Pourquoi ces investisseurs s’intéressent-ils aux marais des bas-fonds entre les planèzes des Aberdares, au plateau du Kinangop ou aux marais et glacis du pays lango ougandais ?

15Quels sont les facteurs attractifs de ces régions, pour certaines relativement éloignées des pôles dynamiques de la sous-région ? Question classique que le géographe contemporain recycle en se demandant quelles sont les caractéristiques du système géographique local susceptibles de devenir des aménités localisées pour ces acteurs mondialisés en quête de profit ?

16Le premier facteur attractif pour des investissements agricoles reste la disponibilité foncière et hydraulique. Ici, il ne s’agit pas d’accaparement ou d’investissement foncier direct mais de disponibilité interstitielle pour des agriculteurs susceptibles de devenir contractuels. L’intervention des investisseurs invite/incite les paysans à mettre en valeur des espaces délaissés : bas-fonds, parcelles en déréliction, ou à insérer de nouvelles cultures dans les rotations culturales. Les industriels ismaéliens de Nairobi ont poussé les femmes des paysans kikuyu à défricher et à cultiver les bas-fonds entre des planèzes déjà mises en valeur par leur mari et frères. Les technocrates ougandais ont réalisé que les troupeaux avaient déserté les marais de la région lango et pouvaient laisser place au riz.

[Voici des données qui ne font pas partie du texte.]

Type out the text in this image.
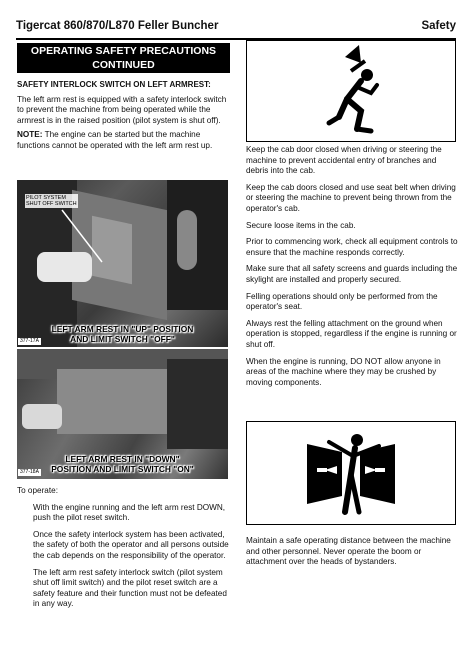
Tigercat 860/870/L870 Feller Buncher	Safety
OPERATING SAFETY PRECAUTIONS
CONTINUED

SAFETY INTERLOCK SWITCH ON LEFT ARMREST:

The left arm rest is equipped with a safety interlock switch to prevent the machine from being operated while the armrest is in the raised position (pilot system is shut off).

NOTE: The engine can be started but the machine functions cannot be operated with the left arm rest up.

PILOT SYSTEM
SHUT OFF SWITCH
LEFT ARM REST IN "UP" POSITION
AND LIMIT SWITCH "OFF"
377-17A
LEFT ARM REST IN "DOWN"
POSITION AND LIMIT SWITCH "ON"
377-18A

To operate:

With the engine running and the left arm rest DOWN, push the pilot reset switch.

Once the safety interlock system has been activated, the safety of both the operator and all persons outside the cab depends on the responsibility of the operator.

The left arm rest safety interlock switch (pilot system shut off limit switch) and the pilot reset switch are a safety feature and their function must not be defeated in any way.

Keep the cab door closed when driving or steering the machine to prevent accidental entry of branches and debris into the cab.

Keep the cab doors closed and use seat belt when driving or steering the machine to prevent being thrown from the operator's cab.

Secure loose items in the cab.

Prior to commencing work, check all equipment controls to ensure that the machine responds correctly.

Make sure that all safety screens and guards including the skylight are installed and properly secured.

Felling operations should only be performed from the operator's seat.

Always rest the felling attachment on the ground when operation is stopped, regardless if the engine is running or shut off.

When the engine is running, DO NOT allow anyone in areas of the machine where they may be crushed by moving components.

Maintain a safe operating distance between the machine and other personnel. Never operate the boom or attachment over the heads of bystanders.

Néanmoins, cette seule disponibilité foncière n’aurait pas été suffisante.

17Autant que par la terre, le capital est attiré par la disponibilité en eau. Précipitations confortables, inondations régulières des bas-fonds et des marais en pays kikuyu et lango, précipitations régulières, torrents pérennes et nappes accessibles sur le Kinangop, chacune des situations offre aux agriculteurs de l’eau en quantité suffisante.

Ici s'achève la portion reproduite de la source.